There are likely to be minimal differences in clinical outcomes between acute stroke patients presenting directly to endovascular treatment centres who undergo mechanical thrombectomy alone, and those who receive intravenous thrombolysis (IVT) plus thrombectomy. That is according to a meta-analysis examining six randomised controlled trials (RCTs) and more than 2,300 patients, which is now published in The Lancet, and ultimately found that non-inferiority of thrombectomy alone could not be established in these patients.

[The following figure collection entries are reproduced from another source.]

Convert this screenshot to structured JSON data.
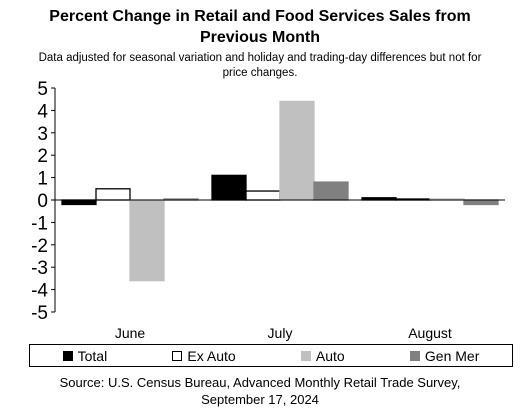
{
  "chart_data": {
    "type": "bar",
    "title_line1": "Percent Change in Retail and Food Services Sales from",
    "title_line2": "Previous Month",
    "subtitle_line1": "Data adjusted for seasonal variation and holiday and trading-day differences but not for",
    "subtitle_line2": "price changes.",
    "categories": [
      "June",
      "July",
      "August"
    ],
    "series": [
      {
        "name": "Total",
        "values": [
          -0.2,
          1.1,
          0.1
        ],
        "fill": "#000000",
        "stroke": "#000000"
      },
      {
        "name": "Ex Auto",
        "values": [
          0.5,
          0.4,
          0.0
        ],
        "fill": "#ffffff",
        "stroke": "#000000"
      },
      {
        "name": "Auto",
        "values": [
          -3.6,
          4.4,
          0.0
        ],
        "fill": "#c0c0c0",
        "stroke": "#c0c0c0"
      },
      {
        "name": "Gen Mer",
        "values": [
          0.0,
          0.8,
          -0.2
        ],
        "fill": "#808080",
        "stroke": "#808080"
      }
    ],
    "ylim": [
      -5,
      5
    ],
    "yticks": [
      "5",
      "4",
      "3",
      "2",
      "1",
      "0",
      "-1",
      "-2",
      "-3",
      "-4",
      "-5"
    ],
    "grid": false,
    "legend_position": "bottom",
    "source_line1": "Source: U.S. Census Bureau, Advanced Monthly Retail Trade Survey,",
    "source_line2": "September 17, 2024"
  }
}
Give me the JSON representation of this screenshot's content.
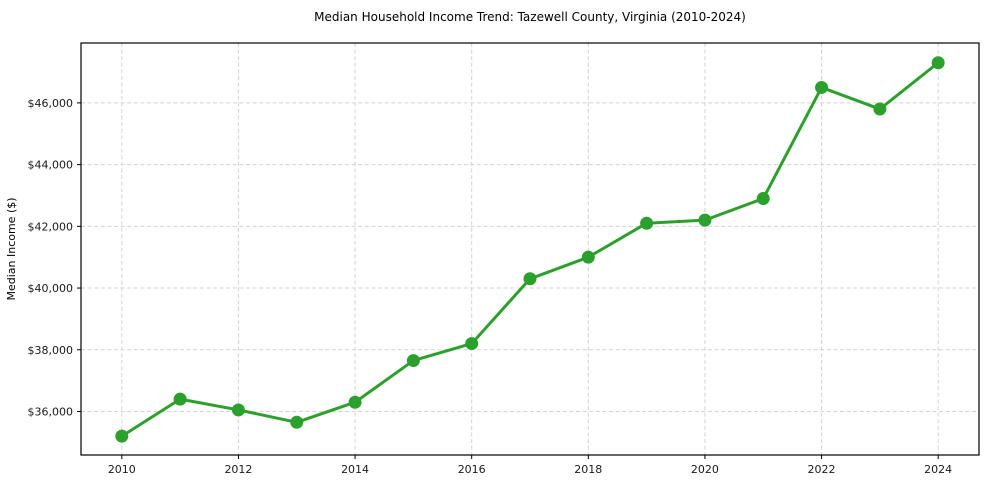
{
  "chart_data": {
    "type": "line",
    "title": "Median Household Income Trend: Tazewell County, Virginia (2010-2024)",
    "xlabel": "",
    "ylabel": "Median Income ($)",
    "x": [
      2010,
      2011,
      2012,
      2013,
      2014,
      2015,
      2016,
      2017,
      2018,
      2019,
      2020,
      2021,
      2022,
      2023,
      2024
    ],
    "values": [
      35200,
      36400,
      36050,
      35650,
      36300,
      37650,
      38200,
      40300,
      41000,
      42100,
      42200,
      42900,
      46500,
      45800,
      47300
    ],
    "x_ticks": [
      2010,
      2012,
      2014,
      2016,
      2018,
      2020,
      2022,
      2024
    ],
    "x_tick_labels": [
      "2010",
      "2012",
      "2014",
      "2016",
      "2018",
      "2020",
      "2022",
      "2024"
    ],
    "y_ticks": [
      36000,
      38000,
      40000,
      42000,
      44000,
      46000
    ],
    "y_tick_labels": [
      "$36,000",
      "$38,000",
      "$40,000",
      "$42,000",
      "$44,000",
      "$46,000"
    ],
    "xlim": [
      2009.3,
      2024.7
    ],
    "ylim": [
      34590,
      47940
    ],
    "grid": true,
    "grid_style": "dashed",
    "legend_position": "none",
    "line_color": "#2ca02c",
    "marker": "circle",
    "marker_color": "#2ca02c",
    "grid_color": "#d3d3d3",
    "background_color": "#ffffff"
  }
}
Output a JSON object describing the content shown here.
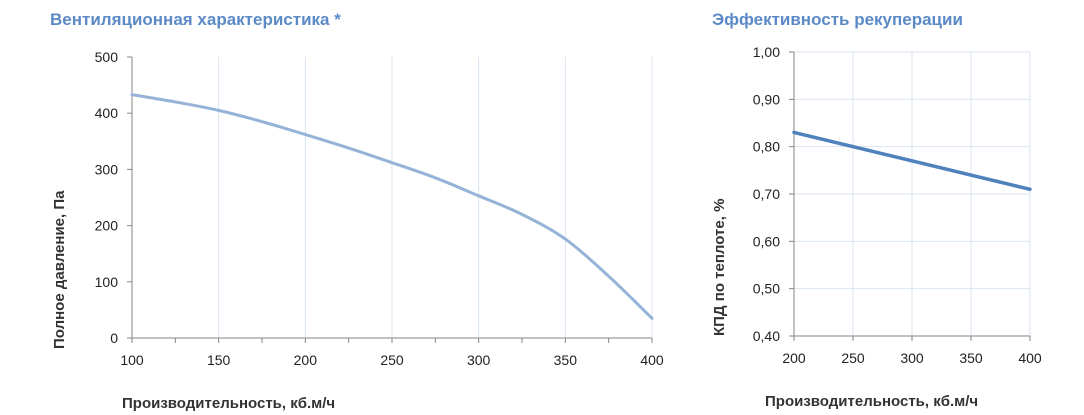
{
  "colors": {
    "title": "#5b8ac6",
    "grid": "#d8e4f0",
    "axis": "#868686",
    "series_left": "#95b3d7",
    "series_right": "#4f81bd"
  },
  "chart_data": [
    {
      "type": "line",
      "title": "Вентиляционная характеристика *",
      "xlabel": "Производительность, кб.м/ч",
      "ylabel": "Полное  давление, Па",
      "xlim": [
        100,
        400
      ],
      "ylim": [
        0,
        500
      ],
      "x_ticks": [
        100,
        150,
        200,
        250,
        300,
        350,
        400
      ],
      "x_tick_labels": [
        "100",
        "150",
        "200",
        "250",
        "300",
        "350",
        "400"
      ],
      "y_ticks": [
        0,
        100,
        200,
        300,
        400,
        500
      ],
      "y_tick_labels": [
        "0",
        "100",
        "200",
        "300",
        "400",
        "500"
      ],
      "x_minor_step": 25,
      "grid": true,
      "series": [
        {
          "x": [
            100,
            125,
            150,
            175,
            200,
            225,
            250,
            275,
            300,
            325,
            350,
            375,
            400
          ],
          "values": [
            433,
            420,
            405,
            385,
            362,
            338,
            312,
            285,
            253,
            220,
            176,
            110,
            35
          ]
        }
      ]
    },
    {
      "type": "line",
      "title": "Эффективность рекуперации",
      "xlabel": "Производительность, кб.м/ч",
      "ylabel": "КПД по теплоте, %",
      "xlim": [
        200,
        400
      ],
      "ylim": [
        0.4,
        1.0
      ],
      "x_ticks": [
        200,
        250,
        300,
        350,
        400
      ],
      "x_tick_labels": [
        "200",
        "250",
        "300",
        "350",
        "400"
      ],
      "y_ticks": [
        0.4,
        0.5,
        0.6,
        0.7,
        0.8,
        0.9,
        1.0
      ],
      "y_tick_labels": [
        "0,40",
        "0,50",
        "0,60",
        "0,70",
        "0,80",
        "0,90",
        "1,00"
      ],
      "grid": true,
      "series": [
        {
          "x": [
            200,
            400
          ],
          "values": [
            0.83,
            0.71
          ]
        }
      ]
    }
  ]
}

Outlining the latest data from the Improving Reperfusion strategies in Ischemic Stroke (IRIS) collaboration, Charles Majoie, Yvo Roos (both Amsterdam University Medical Centers [UMC], Amsterdam, The Netherlands) et al initially note that IVT is recommended before endovascular thrombectomy treatment, but its value “has been questioned” in patients who are admitted directly to centres capable of both treatments.
“Existing RCTs have indicated non-inferiority of endovascular treatment alone or have been statistically inconclusive,” they add—also stating that the IRIS collaboration has been formed to assess the non-inferiority of endovascular thrombectomy alone, as compared to IVT plus thrombectomy.
To this end, Majoie, Roos et al conducted a systematic review and individual participant data meta-analysis, searching PubMed and MEDLINE for relevant articles published from database inception to 9 March 2023. They ultimately identified six RCTs on the topic of interest—DIRECT-MT, DEVT, SKIP, MR CLEAN-NO IV, SWIFT DIRECT and DIRECT-SAFE—with the respective authors of each agreeing to take part, and individual participant data from all the trials being provided and collated centrally.
The researchers’ primary outcome was the 90-day modified Rankin scale (mRS) score, they detail. Non-inferiority of endovascular treatment alone was assessed using a lower boundary of 0.82 for the 95% confidence interval (CI) around the adjusted common odds ratio (OR) for a shift towards improved functional independence outcomes with ordinal regression. The researchers report using mixed-effects models for all their analyses.
The six RCTs deemed eligible for analysis provided data on 2,313 patients—1,153 of whom were randomly assigned to receive thrombectomy alone and 1,160 of whom were randomly assigned to receive IVT plus thrombectomy.
“The risk of bias of the included studies was low to moderate,” Majoie, Roos et al relay. “Variability between studies was small, and mainly related to the choice and dose of the thrombolytic drug and country of execution.”
The researchers found a median 90-day mRS score of 3 (interquartile range [IQR] 1–5) in the thrombectomy-only cohort of patients and 2 (IQR 1–4) in patients who received IVT plus thrombectomy, with an adjusted common OR of 0.89 (95% CI 0.76–1.04). In addition, any intracranial haemorrhage (ICH) occurred less frequently with thrombectomy alone as compared to IVT plus thrombectomy (adjusted common OR 0.82, 95% CI 0.68–0.99), while symptomatic ICH and mortality rates did not differ significantly between the two patient cohorts.
After concluding that their study did not establish non-inferiority of thrombectomy alone versus IVT plus thrombectomy in patients presenting directly at endovascular treatment centres, Majoie, Roos et al deliver the following message: “Further research could focus on cost-effectiveness analysis, and on individualised decisions when patient characteristics, medication shortages or delays are expected to offset a potential benefit of administering IVT before endovascular treatment.”
As the researchers were unable to exclude the possibility that omitting IVT could lead to worse outcomes, further investigations are now planned—for example, via dedicated substudies—to explore the impact individual patient differences may have on the efficacy of thrombolysis.
“It is crucial to recognise that the actual benefit of additional IVT is likely to be small and may vary depending on factors, such as the time from stroke onset, in stroke patients admitted directly to endovascular treatment centres,” co-lead author Majoie is quoted as saying in an Amsterdam UMC press release. “It is imperative that IVT does not cause any delays, restrict access to, or take precedence over endovascular treatment, considering the limited and uncertain effect it has compared to the large impact of endovascular treatment itself.”